Carpenter’s latest project is Cleverbot, which uses a slightly different technique for understanding language, using fuzzy string comparison techniques to look into what’s been said and their contexts in more depth. “When responses appear planned or intelligent, it’s always because of these universal contextual techniques, rather than programmed planning or logic,” he explains.

So convincing is Cleverbot that Carpenter regularly gets emails from people thinking that the chatbot is occasionally switched with a real person. Cleverbot’s answers aren’t always convincing, but Carpenter’s techniques have managed to secure him the Loebner Prize for the ‘most humanlike’ AI in 2005 and 2006.

It’s elementary

However, perhaps the biggest milestone when it comes to natural language is IBM’s massive Watson project, which Ferrucci says uses “about 1,000 compute nodes, each of which has four cores”. The huge amount of parallelisation is needed because of the intensive searches Watson initiates to find its answers. Watson’s knowledge comes from dictionaries, encyclopedias and books, but IBM wanted to shift the focus away from databases and towards processing natural language.

“The underlying technology is called Deep QA,” explains Ferrucci. “You can do a grammatical parse of the question and try to identify the main verb and the auxiliary verbs. It then looks for an answer, so it does many searches.” Each search returns big lists of possibly relevant passages, documents and facts, each of which could have several possible answers to the question. This could mean that there are hundreds of potential answers to the question. Watson then has to analyse them using statistical weights to work out which answer is most appropriate.

“With each one of those answers, it searches for additional evidence from existing structured or unstructured sources that would support or refute those answers, and the context,” says Ferrucci. Once it has its answer, Watson speaks it back to you with a form of voice synthesis, putting together the various sounds of human speech (phonemes) to make the sound of the words that it’s retrieved from its language documents.
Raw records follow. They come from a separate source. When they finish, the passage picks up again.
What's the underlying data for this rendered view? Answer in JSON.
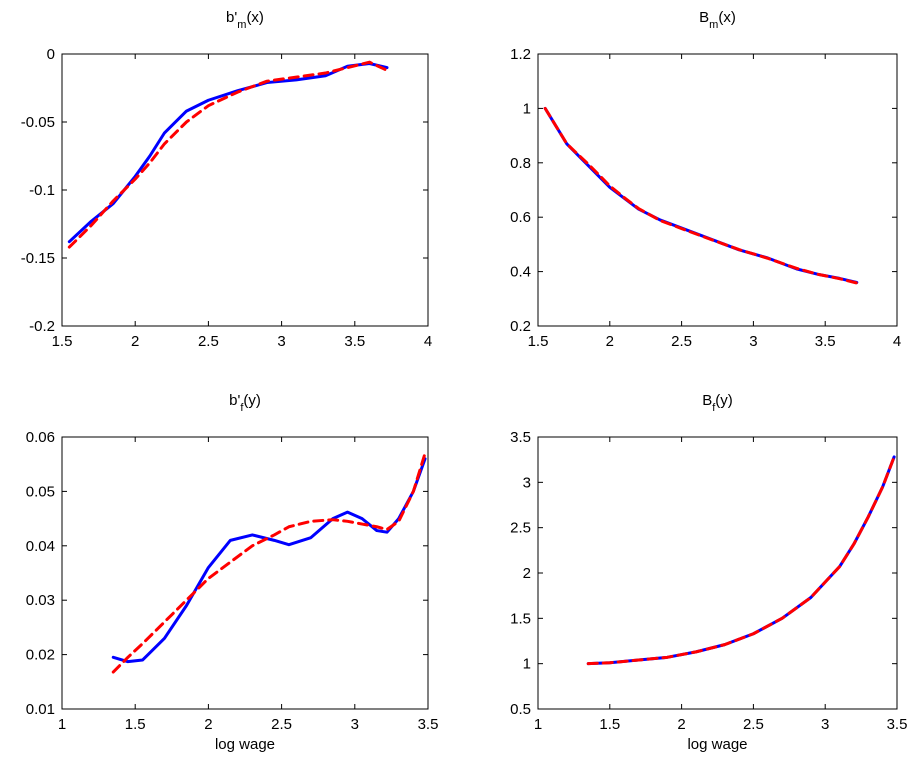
{
  "chart_data": [
    {
      "type": "line",
      "title": [
        "b'",
        "m",
        "(x)"
      ],
      "x": [
        1.55,
        1.7,
        1.85,
        2.0,
        2.1,
        2.2,
        2.35,
        2.5,
        2.7,
        2.9,
        3.1,
        3.3,
        3.45,
        3.6,
        3.72
      ],
      "series": [
        {
          "color": "#0000ff",
          "dash": false,
          "values": [
            -0.138,
            -0.123,
            -0.11,
            -0.09,
            -0.075,
            -0.058,
            -0.042,
            -0.034,
            -0.027,
            -0.021,
            -0.019,
            -0.016,
            -0.009,
            -0.007,
            -0.01
          ]
        },
        {
          "color": "#ff0000",
          "dash": true,
          "values": [
            -0.142,
            -0.126,
            -0.108,
            -0.092,
            -0.08,
            -0.066,
            -0.05,
            -0.038,
            -0.028,
            -0.02,
            -0.017,
            -0.014,
            -0.01,
            -0.006,
            -0.012
          ]
        }
      ],
      "xlim": [
        1.5,
        4
      ],
      "xticks": [
        1.5,
        2,
        2.5,
        3,
        3.5,
        4
      ],
      "ylim": [
        -0.2,
        0
      ],
      "yticks": [
        -0.2,
        -0.15,
        -0.1,
        -0.05,
        0
      ]
    },
    {
      "type": "line",
      "title": [
        "B",
        "m",
        "(x)"
      ],
      "x": [
        1.55,
        1.7,
        1.85,
        2.0,
        2.1,
        2.2,
        2.35,
        2.5,
        2.7,
        2.9,
        3.1,
        3.3,
        3.45,
        3.6,
        3.72
      ],
      "series": [
        {
          "color": "#0000ff",
          "dash": false,
          "values": [
            1.0,
            0.87,
            0.79,
            0.71,
            0.67,
            0.63,
            0.59,
            0.56,
            0.52,
            0.48,
            0.45,
            0.41,
            0.39,
            0.375,
            0.36
          ]
        },
        {
          "color": "#ff0000",
          "dash": true,
          "values": [
            1.0,
            0.87,
            0.795,
            0.715,
            0.672,
            0.632,
            0.588,
            0.558,
            0.519,
            0.481,
            0.449,
            0.412,
            0.39,
            0.374,
            0.358
          ]
        }
      ],
      "xlim": [
        1.5,
        4
      ],
      "xticks": [
        1.5,
        2,
        2.5,
        3,
        3.5,
        4
      ],
      "ylim": [
        0.2,
        1.2
      ],
      "yticks": [
        0.2,
        0.4,
        0.6,
        0.8,
        1,
        1.2
      ]
    },
    {
      "type": "line",
      "title": [
        "b'",
        "f",
        "(y)"
      ],
      "xlabel": "log wage",
      "x": [
        1.35,
        1.45,
        1.55,
        1.7,
        1.85,
        2.0,
        2.15,
        2.3,
        2.45,
        2.55,
        2.7,
        2.85,
        2.95,
        3.05,
        3.15,
        3.22,
        3.3,
        3.4,
        3.48
      ],
      "series": [
        {
          "color": "#0000ff",
          "dash": false,
          "values": [
            0.0195,
            0.0187,
            0.019,
            0.023,
            0.029,
            0.036,
            0.041,
            0.042,
            0.041,
            0.0402,
            0.0415,
            0.045,
            0.0462,
            0.045,
            0.0428,
            0.0425,
            0.045,
            0.05,
            0.056
          ]
        },
        {
          "color": "#ff0000",
          "dash": true,
          "values": [
            0.0168,
            0.0195,
            0.022,
            0.026,
            0.03,
            0.034,
            0.037,
            0.04,
            0.042,
            0.0435,
            0.0445,
            0.0448,
            0.0445,
            0.044,
            0.0435,
            0.043,
            0.0445,
            0.05,
            0.057
          ]
        }
      ],
      "xlim": [
        1,
        3.5
      ],
      "xticks": [
        1,
        1.5,
        2,
        2.5,
        3,
        3.5
      ],
      "ylim": [
        0.01,
        0.06
      ],
      "yticks": [
        0.01,
        0.02,
        0.03,
        0.04,
        0.05,
        0.06
      ]
    },
    {
      "type": "line",
      "title": [
        "B",
        "f",
        "(y)"
      ],
      "xlabel": "log wage",
      "x": [
        1.35,
        1.5,
        1.7,
        1.9,
        2.1,
        2.3,
        2.5,
        2.7,
        2.9,
        3.1,
        3.2,
        3.3,
        3.4,
        3.48
      ],
      "series": [
        {
          "color": "#0000ff",
          "dash": false,
          "values": [
            1.0,
            1.01,
            1.04,
            1.07,
            1.13,
            1.21,
            1.33,
            1.5,
            1.73,
            2.07,
            2.32,
            2.62,
            2.95,
            3.28
          ]
        },
        {
          "color": "#ff0000",
          "dash": true,
          "values": [
            1.0,
            1.01,
            1.04,
            1.07,
            1.13,
            1.21,
            1.33,
            1.5,
            1.73,
            2.07,
            2.32,
            2.62,
            2.95,
            3.28
          ]
        }
      ],
      "xlim": [
        1,
        3.5
      ],
      "xticks": [
        1,
        1.5,
        2,
        2.5,
        3,
        3.5
      ],
      "ylim": [
        0.5,
        3.5
      ],
      "yticks": [
        0.5,
        1,
        1.5,
        2,
        2.5,
        3,
        3.5
      ]
    }
  ]
}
In order to succeed in the Jeopardy! challenge, Watson has to buzz in and speak its answer intelligibly before its human opponents. Not only that, but it has to be completely confident in its answer – if it’s not then it won’t buzz in. Watson doesn’t always get it right, but it’s close. On CNN, the computer was asked which desert covers 80 per cent of Algeria. Watson replied “What is Sahara?” The correct answer is in there, and intelligible, but it was inappropriately phrased.

The AI of the future

As you can see, we’re still a long way from creating HAL, or even passing the Turing Test, but the experts are still confident that this will happen. Ross King says that this is 50 years away, but David Ferrucci says that 50 years would be his “most pessimistic” guess. His optimistic guess is 10 years, but he adds that “we don’t want a repeat of when AI set all the wrong expectations. We want to be cautious, but we also want to be hopeful, because if the community worked together it could surprise itself with some really interesting things.”

The AI community is currently divided into specialist fields, but Ferrucci is confident that if everyone worked together, a realistic AI that could pass the Turing Test would certainly arrive much quicker. “We need to work together, and hammer out a general-purpose architecture that solves a broad class of problems,” says Ferrucci. “That’s hard to do. It requires many people to collaborate, and one of the most difficult things to do is to get people to decide on a single architecture, but you have to because that’s the only way you’re going to advance things.”

The question is whether that’s a worthwhile project, given everybody’s individual goals, but Ferrucci thinks that’s our best shot. Either way, although the timing of the early visionaries’ predictions was off by a fair way, the AI community still looks set to meet those predictions later this century.